This course offers students a chance to historically examine the sociopolitical, cultural, philosophical and developmental foundations of U.S. education (grades 1-6). The course investigates past and current educational reforms, school structures, and teacher practices, as well as Massachusetts Curriculum Frameworks, while stressing the significance of diversity and equity in education. The course requires a three-hour seminar and 40 hours of field experience. Through field experiences, students will keep observational journals to allow them to critically integrate seminar topics with their observations and develop ethical and critical understanding of student identity, growth and development, learning theories, issues of diversity, developmentally-appropriate practices, different approaches to teaching and professional teaching standards. Three lecture hours per week. Fall, Spring
C or better in ENG 101
. Completion of 27 credits in the Elementary Education program with a GPA of 2.50 or better, or instructor's approval.

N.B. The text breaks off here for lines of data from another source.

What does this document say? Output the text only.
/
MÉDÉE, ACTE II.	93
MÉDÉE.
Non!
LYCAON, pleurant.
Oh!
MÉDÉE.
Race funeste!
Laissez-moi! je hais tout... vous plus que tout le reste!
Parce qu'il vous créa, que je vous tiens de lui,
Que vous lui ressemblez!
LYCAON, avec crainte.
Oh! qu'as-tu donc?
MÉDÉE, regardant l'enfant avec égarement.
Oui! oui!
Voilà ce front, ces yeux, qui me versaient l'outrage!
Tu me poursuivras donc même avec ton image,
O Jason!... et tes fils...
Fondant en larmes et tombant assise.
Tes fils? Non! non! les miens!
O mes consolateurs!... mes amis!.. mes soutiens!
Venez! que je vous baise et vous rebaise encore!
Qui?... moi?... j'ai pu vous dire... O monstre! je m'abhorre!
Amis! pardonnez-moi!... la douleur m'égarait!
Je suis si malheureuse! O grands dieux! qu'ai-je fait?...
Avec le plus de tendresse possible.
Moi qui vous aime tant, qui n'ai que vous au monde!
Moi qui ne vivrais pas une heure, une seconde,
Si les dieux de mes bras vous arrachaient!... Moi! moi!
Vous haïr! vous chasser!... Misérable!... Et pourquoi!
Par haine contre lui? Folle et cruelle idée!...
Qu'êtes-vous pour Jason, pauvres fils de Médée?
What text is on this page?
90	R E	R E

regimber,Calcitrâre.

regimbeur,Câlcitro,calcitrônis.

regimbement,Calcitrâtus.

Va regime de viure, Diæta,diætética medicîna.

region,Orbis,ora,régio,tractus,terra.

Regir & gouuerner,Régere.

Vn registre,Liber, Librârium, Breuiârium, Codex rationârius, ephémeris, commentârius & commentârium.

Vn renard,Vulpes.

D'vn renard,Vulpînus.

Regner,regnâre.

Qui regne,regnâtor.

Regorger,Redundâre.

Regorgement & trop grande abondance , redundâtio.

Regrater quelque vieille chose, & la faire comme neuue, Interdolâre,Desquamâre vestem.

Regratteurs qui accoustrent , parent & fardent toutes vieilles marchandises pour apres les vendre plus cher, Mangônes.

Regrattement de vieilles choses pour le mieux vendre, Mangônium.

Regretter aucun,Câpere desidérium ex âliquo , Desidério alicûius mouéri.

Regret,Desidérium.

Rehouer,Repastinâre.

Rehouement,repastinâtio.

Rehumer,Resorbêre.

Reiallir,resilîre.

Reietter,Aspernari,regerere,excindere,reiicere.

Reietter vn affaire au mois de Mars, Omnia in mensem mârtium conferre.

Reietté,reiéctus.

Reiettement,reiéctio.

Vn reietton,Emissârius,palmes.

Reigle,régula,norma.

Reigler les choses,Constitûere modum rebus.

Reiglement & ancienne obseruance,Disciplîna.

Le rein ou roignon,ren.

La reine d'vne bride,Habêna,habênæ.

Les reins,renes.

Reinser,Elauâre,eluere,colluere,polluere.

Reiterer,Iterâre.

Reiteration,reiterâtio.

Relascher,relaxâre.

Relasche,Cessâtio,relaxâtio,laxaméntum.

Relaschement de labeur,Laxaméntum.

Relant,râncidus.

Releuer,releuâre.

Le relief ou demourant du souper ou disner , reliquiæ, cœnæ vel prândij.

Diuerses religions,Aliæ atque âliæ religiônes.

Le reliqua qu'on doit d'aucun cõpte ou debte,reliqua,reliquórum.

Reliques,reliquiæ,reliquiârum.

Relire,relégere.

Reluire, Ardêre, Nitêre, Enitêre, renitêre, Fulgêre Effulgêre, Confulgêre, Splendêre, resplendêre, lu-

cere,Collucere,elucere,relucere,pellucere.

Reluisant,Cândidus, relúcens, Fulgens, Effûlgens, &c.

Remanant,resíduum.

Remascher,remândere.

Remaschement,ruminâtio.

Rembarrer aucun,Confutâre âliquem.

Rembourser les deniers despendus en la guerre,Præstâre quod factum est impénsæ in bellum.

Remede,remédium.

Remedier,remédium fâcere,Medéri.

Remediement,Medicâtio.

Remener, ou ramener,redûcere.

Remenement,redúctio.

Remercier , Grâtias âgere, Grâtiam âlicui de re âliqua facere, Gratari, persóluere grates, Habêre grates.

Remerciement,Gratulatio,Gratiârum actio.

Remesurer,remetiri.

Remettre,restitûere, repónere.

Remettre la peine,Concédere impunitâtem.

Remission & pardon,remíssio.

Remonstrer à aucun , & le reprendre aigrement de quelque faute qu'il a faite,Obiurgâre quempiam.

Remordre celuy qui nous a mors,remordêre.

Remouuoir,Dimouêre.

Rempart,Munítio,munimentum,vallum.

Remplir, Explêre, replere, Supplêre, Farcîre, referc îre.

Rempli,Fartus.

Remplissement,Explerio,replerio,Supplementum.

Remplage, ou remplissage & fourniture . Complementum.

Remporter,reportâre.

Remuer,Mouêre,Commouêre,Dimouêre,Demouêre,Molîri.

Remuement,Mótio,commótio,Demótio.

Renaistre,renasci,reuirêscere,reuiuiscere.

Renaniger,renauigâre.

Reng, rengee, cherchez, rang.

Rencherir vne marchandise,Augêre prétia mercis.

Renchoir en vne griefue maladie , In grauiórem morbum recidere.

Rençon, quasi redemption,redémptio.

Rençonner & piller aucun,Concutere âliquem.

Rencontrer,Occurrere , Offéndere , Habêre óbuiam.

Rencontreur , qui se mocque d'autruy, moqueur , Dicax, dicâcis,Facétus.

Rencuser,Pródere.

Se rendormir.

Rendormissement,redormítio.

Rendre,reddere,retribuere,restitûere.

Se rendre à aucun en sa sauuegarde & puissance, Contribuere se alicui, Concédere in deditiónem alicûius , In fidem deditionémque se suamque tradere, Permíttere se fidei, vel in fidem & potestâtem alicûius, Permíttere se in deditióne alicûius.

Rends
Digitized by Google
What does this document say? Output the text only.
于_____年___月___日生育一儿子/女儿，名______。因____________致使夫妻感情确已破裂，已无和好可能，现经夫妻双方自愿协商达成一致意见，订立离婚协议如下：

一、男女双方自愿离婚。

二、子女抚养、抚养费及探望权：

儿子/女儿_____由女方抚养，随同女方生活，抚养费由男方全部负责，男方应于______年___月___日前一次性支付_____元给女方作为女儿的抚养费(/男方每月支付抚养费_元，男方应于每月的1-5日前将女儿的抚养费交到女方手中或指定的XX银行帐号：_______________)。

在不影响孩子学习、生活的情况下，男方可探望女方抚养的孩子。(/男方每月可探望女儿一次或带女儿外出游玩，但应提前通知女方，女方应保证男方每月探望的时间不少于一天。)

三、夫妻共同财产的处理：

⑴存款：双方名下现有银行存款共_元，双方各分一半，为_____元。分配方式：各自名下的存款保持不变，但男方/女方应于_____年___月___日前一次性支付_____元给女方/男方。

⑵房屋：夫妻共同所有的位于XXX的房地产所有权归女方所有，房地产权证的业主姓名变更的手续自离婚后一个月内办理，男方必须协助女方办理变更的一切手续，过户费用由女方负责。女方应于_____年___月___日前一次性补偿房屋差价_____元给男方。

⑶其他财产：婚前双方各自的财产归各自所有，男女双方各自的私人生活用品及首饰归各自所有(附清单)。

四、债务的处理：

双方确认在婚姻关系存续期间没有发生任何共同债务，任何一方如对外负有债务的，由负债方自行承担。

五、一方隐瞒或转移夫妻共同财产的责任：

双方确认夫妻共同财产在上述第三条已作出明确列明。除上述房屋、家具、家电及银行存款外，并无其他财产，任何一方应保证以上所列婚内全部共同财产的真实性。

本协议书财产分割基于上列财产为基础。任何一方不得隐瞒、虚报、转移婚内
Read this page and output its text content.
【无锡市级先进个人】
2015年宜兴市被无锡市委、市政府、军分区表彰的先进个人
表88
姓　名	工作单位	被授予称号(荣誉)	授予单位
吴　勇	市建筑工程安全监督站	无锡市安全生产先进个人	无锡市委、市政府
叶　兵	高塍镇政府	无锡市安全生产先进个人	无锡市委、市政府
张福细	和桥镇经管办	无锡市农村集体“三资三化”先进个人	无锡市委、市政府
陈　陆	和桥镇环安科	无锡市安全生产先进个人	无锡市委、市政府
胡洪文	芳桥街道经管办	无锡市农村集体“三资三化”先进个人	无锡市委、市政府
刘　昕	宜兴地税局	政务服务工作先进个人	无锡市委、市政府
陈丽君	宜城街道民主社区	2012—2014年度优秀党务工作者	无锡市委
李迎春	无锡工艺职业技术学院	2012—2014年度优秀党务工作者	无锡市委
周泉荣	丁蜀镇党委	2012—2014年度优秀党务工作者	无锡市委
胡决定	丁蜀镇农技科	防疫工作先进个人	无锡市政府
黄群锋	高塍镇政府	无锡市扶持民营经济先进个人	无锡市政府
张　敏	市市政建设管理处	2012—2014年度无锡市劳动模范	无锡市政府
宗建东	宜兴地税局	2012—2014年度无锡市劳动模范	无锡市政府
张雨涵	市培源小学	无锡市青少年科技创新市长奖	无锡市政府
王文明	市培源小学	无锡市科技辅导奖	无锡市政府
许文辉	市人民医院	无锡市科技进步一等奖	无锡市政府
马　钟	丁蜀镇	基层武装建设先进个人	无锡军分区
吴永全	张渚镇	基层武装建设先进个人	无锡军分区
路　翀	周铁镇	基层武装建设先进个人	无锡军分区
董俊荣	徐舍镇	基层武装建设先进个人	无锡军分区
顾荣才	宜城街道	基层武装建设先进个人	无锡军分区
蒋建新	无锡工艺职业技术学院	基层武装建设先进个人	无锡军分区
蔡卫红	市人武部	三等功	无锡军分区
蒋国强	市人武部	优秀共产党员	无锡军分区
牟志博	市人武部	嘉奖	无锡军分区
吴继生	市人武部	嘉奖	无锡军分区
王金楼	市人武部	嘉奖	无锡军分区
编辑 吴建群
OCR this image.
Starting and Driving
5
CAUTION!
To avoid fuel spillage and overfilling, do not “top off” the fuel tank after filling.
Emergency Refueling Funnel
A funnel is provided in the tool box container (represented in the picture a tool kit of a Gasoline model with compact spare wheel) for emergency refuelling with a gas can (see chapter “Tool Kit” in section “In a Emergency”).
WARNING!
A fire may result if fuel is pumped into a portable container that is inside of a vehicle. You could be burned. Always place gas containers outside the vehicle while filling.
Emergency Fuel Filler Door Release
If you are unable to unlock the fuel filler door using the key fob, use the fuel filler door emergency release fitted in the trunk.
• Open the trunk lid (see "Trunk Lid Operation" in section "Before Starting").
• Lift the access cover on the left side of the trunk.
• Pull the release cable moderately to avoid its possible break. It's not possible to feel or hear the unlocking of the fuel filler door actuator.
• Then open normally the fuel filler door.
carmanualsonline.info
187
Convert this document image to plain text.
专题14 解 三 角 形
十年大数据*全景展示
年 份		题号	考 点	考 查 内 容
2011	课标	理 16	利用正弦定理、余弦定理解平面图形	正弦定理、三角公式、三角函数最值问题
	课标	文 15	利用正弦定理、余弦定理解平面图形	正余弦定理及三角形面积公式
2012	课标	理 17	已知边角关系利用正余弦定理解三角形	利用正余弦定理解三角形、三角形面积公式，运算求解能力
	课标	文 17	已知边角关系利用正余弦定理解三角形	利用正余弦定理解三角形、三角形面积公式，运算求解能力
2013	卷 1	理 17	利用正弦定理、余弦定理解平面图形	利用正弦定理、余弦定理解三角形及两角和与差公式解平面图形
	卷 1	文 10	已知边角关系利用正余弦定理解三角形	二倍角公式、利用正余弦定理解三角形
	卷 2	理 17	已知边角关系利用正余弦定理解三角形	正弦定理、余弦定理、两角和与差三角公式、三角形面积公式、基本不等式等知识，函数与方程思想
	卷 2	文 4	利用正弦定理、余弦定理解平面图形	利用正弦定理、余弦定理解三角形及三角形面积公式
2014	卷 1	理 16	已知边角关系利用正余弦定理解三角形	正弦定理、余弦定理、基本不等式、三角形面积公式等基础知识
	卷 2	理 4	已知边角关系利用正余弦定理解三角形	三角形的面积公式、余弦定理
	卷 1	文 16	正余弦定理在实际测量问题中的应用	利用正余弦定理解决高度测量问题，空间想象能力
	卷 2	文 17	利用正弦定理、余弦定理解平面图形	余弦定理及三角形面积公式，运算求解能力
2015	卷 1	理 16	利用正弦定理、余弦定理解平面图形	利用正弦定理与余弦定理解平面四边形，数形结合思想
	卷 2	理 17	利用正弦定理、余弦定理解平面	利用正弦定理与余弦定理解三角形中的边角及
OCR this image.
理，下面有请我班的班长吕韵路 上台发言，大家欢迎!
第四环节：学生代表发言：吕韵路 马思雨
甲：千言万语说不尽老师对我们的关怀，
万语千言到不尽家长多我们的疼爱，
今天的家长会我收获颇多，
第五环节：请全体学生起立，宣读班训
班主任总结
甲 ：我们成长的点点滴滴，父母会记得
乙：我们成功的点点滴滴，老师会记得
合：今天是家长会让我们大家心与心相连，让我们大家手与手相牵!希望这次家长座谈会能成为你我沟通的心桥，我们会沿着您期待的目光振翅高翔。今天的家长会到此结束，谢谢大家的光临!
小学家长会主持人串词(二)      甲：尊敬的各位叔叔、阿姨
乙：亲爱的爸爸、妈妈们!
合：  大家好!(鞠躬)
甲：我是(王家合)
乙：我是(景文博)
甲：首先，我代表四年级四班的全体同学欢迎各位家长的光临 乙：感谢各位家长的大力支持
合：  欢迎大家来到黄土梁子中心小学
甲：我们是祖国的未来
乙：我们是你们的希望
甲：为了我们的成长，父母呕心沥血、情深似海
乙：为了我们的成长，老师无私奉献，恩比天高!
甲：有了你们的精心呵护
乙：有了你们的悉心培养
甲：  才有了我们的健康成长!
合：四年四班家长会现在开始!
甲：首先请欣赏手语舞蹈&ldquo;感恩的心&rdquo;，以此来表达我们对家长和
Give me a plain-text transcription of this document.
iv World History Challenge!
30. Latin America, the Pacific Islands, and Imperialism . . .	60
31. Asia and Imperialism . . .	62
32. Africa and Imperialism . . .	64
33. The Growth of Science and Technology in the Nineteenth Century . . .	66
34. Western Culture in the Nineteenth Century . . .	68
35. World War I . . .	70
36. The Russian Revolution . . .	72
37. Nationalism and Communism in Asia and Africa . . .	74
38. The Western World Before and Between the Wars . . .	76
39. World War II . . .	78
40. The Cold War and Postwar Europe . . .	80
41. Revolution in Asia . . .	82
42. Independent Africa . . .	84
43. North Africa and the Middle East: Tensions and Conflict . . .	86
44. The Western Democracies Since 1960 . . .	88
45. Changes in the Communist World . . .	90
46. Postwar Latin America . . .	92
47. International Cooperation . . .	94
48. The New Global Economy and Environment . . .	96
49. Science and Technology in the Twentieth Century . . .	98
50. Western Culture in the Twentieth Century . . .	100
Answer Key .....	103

- Students will describe historical, social and structural events and policies that characterize educational settings and approaches to learning in the United States.
- Students will analyze the needs of their diverse learners as well as develop educational strategies and critical perspectives to develop learning practices that address and serve the needs of all learners.
- By gaining knowledge on the competing definitions, conceptions, and trends of schooling and learning, students will critically evaluate the effects of different curriculum frameworks and instructional techniques on student learning.
- Using Massachusetts state standards, students will develop aligned and inclusive learning plans and instructional techniques.